Todas as maquinas citadas não possuem vontade própria, sentimentos e livre arbítrio – mesmo que isso seja discutido em outras áreas – mas possuem uma ferramenta em comum: a própria Inteligência Artificial, que veio com o propósito de auxiliar as pessoas em suas tarefas e solucionar problemas.
Ao longo da nossa história, muitas invenções com propostas iniciais nobres tomaram um rumo oposto com os anos, haja visto os aviões de Santos Dummont e a Energia Nuclear, que pode tanto abastecer uma cidade por anos ou destruí-la em segundos. Mas foi com os erros e exageros que aprendemos e tomamos iniciativas para corrigi-los.
Foi o que aconteceu em 1970, quando 189 nações assinaram o Tratado de Não Proliferação de Armas Nucleares (TNP) que, ao entrar em vigor, firmava o compromisso, entre as nações assinantes, de impedir a proliferação da tecnologia de produção de armas nucleares, bem como promover o desarmamento nuclear, encorajando apenas a utilização pacífica de tal tecnologia.

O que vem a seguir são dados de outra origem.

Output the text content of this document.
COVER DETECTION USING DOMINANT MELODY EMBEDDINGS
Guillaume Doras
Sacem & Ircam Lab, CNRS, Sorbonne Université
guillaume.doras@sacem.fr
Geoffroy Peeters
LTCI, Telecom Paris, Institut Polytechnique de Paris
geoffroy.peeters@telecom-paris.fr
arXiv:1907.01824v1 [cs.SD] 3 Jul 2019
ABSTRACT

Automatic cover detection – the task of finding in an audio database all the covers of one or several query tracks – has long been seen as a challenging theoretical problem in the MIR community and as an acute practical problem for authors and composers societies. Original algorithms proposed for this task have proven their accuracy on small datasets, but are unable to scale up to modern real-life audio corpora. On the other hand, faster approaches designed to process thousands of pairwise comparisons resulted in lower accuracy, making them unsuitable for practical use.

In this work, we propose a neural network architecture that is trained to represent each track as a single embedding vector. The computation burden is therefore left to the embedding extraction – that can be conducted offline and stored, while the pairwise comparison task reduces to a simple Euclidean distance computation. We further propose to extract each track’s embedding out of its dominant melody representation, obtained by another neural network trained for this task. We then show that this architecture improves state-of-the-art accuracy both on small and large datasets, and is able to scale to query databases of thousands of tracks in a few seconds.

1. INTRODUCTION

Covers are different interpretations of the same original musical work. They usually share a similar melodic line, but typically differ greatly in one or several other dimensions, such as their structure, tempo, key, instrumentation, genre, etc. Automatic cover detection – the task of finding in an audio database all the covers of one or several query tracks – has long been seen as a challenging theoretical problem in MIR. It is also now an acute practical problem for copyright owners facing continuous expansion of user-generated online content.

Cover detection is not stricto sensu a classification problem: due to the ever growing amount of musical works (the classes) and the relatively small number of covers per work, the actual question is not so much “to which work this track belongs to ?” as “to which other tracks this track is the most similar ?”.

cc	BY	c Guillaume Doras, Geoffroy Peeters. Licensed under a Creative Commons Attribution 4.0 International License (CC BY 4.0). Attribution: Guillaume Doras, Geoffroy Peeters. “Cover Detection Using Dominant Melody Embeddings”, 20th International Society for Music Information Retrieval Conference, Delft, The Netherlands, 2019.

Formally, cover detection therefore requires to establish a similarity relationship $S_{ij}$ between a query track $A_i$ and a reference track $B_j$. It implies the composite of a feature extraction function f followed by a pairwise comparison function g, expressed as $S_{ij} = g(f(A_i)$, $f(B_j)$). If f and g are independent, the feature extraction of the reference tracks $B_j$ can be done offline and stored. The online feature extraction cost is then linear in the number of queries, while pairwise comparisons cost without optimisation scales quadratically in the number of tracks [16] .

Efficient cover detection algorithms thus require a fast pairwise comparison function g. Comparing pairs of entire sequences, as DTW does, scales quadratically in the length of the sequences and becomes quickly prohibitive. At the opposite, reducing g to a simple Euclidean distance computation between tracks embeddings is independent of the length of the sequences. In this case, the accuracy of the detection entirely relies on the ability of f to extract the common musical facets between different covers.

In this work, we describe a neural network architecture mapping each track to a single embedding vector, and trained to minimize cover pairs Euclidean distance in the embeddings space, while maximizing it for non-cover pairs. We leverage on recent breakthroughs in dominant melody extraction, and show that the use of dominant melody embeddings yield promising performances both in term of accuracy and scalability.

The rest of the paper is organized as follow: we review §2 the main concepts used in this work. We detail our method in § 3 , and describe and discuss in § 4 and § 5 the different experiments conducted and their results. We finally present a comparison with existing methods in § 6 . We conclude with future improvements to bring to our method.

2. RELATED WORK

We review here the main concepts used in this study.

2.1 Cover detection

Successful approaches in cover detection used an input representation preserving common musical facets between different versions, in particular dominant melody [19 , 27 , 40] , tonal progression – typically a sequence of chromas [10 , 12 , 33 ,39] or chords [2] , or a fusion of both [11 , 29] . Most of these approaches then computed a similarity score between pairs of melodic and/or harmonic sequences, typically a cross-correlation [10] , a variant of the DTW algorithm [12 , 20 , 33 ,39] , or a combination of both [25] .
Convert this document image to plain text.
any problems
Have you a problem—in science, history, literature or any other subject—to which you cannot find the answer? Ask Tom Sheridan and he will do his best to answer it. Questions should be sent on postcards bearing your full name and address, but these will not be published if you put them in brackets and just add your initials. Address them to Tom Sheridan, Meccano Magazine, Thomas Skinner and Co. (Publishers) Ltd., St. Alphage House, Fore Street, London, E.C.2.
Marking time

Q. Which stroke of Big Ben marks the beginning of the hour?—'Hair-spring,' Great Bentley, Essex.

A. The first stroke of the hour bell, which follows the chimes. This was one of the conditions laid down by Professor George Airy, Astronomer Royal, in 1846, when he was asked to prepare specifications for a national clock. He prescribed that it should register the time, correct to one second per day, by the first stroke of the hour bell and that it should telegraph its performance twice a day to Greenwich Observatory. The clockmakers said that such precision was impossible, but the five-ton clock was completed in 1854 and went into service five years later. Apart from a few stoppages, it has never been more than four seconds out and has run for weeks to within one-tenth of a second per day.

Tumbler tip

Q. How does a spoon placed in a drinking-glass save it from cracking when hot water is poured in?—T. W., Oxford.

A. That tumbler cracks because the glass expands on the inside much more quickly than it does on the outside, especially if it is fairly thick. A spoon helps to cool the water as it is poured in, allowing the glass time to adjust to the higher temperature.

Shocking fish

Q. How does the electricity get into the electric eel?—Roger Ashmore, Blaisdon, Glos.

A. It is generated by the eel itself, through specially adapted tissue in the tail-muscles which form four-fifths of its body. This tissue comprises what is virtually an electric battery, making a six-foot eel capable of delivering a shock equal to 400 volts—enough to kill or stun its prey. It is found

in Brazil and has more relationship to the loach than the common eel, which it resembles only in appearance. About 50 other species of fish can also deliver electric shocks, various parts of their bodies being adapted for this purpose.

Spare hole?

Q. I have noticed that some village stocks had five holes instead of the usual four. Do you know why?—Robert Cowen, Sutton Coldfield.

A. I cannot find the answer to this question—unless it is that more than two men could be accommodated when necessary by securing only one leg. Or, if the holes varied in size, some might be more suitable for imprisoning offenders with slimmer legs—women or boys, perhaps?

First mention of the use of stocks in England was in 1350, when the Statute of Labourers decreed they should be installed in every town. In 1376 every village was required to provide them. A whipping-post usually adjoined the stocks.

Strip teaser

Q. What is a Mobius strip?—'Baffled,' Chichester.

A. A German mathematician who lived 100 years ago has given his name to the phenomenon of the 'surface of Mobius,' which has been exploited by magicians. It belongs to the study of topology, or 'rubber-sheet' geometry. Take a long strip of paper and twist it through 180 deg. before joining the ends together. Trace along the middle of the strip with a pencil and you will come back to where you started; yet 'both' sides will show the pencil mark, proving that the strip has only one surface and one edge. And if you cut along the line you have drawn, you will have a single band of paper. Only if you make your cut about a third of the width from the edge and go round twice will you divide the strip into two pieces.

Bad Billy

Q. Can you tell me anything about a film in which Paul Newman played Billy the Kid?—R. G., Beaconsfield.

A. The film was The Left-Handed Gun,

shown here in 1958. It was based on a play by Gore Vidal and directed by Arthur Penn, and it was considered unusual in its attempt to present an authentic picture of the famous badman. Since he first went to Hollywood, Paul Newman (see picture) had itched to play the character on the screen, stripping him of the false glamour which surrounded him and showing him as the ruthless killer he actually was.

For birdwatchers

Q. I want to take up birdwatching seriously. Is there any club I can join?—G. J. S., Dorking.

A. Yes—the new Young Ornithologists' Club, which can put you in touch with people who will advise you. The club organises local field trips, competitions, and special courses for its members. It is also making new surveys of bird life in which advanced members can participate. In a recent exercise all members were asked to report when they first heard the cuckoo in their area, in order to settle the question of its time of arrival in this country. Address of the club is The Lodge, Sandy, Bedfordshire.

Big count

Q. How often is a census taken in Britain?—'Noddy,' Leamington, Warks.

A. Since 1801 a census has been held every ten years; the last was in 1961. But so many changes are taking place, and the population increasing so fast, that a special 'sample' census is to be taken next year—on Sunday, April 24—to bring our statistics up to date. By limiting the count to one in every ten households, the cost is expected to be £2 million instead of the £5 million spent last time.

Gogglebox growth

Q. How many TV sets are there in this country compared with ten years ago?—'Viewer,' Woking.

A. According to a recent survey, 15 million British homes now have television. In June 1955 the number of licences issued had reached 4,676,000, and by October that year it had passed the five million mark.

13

E é muito interessante, tendo o TNP em mente, encarar a carta aberta enviada a ONU pelos 116 especialistas que pede o banimento das armas autônomas ofensivas.
A Inteligência Artificial é uma ferramenta moderna incrível, que a cada dia nos ajuda a chegar cada vez mais longe, mas como todo grande invento sua expansão deve ser encorajada mas controlada de forma que erros e excessos sejam evitados.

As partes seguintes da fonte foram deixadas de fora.